罗伊的专着是《Textes Fugitifs》的修订版,于 2017 年在法国首次出版。美国版由 Susan Pickford 翻译,[完第 210 页]更新了学术机构,但与 2017 年获得研究奖的出版物基本没有变化法国美洲研究协会的会员。正如罗伊指出的那样,他的书填补了非裔美国文学学术界的一个重大空白,因为它是第一本专注于我们称之为“奴隶叙事”的文本的印刷、发行、流通、销售和接受的专着。此外,罗伊在《逃亡文本》中使这个术语变得复杂化,他认为要理解这种类型的复杂性,我们必须关注叙事的出版历史。罗伊认为,“对战前奴隶叙事的书籍历史方法……阐明了通常被视为同质整体的异质本质”(9)。罗伊通过关注两个关键因素来形成他的论点:叙事发表的十年和出版模式。正如罗伊所解释的,这些因素与 1830 年代、1840 年代和 1850 年代出版的叙述紧密相关,罗伊的三章将历史背景与这几十年中每个年代出版的案例研究结合起来。

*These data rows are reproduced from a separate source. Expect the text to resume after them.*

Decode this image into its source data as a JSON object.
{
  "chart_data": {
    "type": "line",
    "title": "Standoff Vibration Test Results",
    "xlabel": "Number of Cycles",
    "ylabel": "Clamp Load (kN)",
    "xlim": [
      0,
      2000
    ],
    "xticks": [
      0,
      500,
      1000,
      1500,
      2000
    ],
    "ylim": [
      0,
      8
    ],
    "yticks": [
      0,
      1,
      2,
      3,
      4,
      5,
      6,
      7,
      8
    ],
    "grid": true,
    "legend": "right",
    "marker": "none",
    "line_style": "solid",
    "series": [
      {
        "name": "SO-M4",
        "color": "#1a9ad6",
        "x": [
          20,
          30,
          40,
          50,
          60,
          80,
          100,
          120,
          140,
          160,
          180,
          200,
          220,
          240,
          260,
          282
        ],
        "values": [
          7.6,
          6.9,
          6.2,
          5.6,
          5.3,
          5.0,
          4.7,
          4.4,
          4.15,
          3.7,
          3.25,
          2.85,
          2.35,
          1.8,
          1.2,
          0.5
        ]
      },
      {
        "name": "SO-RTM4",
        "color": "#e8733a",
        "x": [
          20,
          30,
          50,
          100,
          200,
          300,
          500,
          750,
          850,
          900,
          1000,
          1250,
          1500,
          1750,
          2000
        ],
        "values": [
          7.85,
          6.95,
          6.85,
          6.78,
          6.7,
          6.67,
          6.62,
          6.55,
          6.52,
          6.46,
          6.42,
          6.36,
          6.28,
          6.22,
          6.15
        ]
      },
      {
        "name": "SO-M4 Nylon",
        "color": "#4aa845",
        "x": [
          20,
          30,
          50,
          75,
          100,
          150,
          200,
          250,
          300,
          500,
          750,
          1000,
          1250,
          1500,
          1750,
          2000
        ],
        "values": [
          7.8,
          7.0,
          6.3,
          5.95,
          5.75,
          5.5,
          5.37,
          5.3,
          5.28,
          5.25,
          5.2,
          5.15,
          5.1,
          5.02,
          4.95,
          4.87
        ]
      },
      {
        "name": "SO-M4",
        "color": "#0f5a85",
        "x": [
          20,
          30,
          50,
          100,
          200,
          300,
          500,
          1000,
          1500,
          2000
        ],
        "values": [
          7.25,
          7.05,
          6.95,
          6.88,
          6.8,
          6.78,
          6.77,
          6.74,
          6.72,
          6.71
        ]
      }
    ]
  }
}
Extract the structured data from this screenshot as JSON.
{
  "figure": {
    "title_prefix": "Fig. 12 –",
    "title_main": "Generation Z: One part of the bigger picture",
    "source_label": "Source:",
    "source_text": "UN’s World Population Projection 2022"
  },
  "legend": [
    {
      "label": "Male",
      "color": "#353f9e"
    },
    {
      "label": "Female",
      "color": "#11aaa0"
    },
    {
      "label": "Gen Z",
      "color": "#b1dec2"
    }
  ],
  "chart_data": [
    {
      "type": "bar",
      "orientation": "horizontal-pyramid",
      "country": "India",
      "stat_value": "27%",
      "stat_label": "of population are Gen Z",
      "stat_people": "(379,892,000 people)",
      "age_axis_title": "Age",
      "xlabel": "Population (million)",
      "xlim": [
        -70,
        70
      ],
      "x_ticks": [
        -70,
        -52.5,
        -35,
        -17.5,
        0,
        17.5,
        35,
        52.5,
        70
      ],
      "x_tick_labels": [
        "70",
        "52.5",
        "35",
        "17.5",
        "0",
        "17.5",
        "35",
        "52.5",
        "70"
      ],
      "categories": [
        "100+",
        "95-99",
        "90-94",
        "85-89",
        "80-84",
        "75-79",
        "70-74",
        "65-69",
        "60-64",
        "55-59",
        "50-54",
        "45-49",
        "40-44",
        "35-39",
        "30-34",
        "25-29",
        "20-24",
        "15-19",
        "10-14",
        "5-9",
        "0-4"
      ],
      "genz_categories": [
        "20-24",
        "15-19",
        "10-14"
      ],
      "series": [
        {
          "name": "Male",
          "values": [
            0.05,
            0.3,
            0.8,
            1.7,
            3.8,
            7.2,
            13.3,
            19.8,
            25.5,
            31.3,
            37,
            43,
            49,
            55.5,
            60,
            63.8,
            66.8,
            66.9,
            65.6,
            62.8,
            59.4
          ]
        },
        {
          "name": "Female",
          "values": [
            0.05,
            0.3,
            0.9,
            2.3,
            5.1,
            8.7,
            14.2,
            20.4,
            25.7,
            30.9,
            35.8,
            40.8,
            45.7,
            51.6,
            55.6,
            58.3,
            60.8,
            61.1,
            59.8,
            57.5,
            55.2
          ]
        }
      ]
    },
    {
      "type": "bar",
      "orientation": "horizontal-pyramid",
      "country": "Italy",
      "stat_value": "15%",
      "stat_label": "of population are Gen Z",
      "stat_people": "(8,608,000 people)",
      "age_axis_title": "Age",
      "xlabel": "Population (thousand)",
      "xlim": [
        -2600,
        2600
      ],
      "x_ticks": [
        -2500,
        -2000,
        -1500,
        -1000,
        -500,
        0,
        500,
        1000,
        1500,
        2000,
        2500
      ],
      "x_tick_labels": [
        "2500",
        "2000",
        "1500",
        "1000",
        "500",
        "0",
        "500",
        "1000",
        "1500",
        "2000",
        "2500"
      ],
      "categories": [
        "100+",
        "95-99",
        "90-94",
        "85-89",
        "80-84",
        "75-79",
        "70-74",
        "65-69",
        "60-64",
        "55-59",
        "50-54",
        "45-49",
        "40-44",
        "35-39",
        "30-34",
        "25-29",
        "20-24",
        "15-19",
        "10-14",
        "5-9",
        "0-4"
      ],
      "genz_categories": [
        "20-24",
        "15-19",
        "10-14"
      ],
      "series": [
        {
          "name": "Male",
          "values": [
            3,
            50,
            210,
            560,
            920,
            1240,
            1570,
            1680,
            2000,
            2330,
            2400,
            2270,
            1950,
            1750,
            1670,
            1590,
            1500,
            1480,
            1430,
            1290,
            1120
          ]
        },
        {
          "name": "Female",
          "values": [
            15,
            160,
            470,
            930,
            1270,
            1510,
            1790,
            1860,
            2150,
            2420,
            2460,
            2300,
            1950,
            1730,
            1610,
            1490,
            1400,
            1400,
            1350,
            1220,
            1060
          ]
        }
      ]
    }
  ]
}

罗伊的第一章讨论了 1830 年代在主要废奴主义组织,特别是美国反奴隶制协会 (AASS) 的支持下出版的奴隶叙事。正如罗伊指出的那样,1830 年之前美国出版了几本奴隶叙事,但所有这些叙事都是自行出版的,因此在当地而不是全国范围内流传。这种流通模式的一个例外是大卫·沃克(David Walker)对世界有色公民的呼吁(1829),它不是奴隶叙事,沃克的小册子依赖于一种独特的分发方法(它是由水手偷运到南方),这是不可行的对于大多数作者或出版商来说。即便如此,沃克的挑衅性小册子所引发的歇斯底里证实了新成立的废奴主义组织的印刷力量,在 1830 年代中后期,美国社会服务协会 (AASS) 试图用反奴隶制出版物覆盖全国。作为这场运动的一部分,AASS 决定于1838 年出版和发行《詹姆斯·威廉姆斯的叙述》。对威廉姆斯叙述的大多数批评都集中在支持奴隶制的南方人所引发的争议上,他们对威廉姆斯故事的各个方面表示怀疑,从而破坏了政治上的支持。他的故事的功效,但罗伊通过关注……为叙事的历史添加了至关重要的一部分。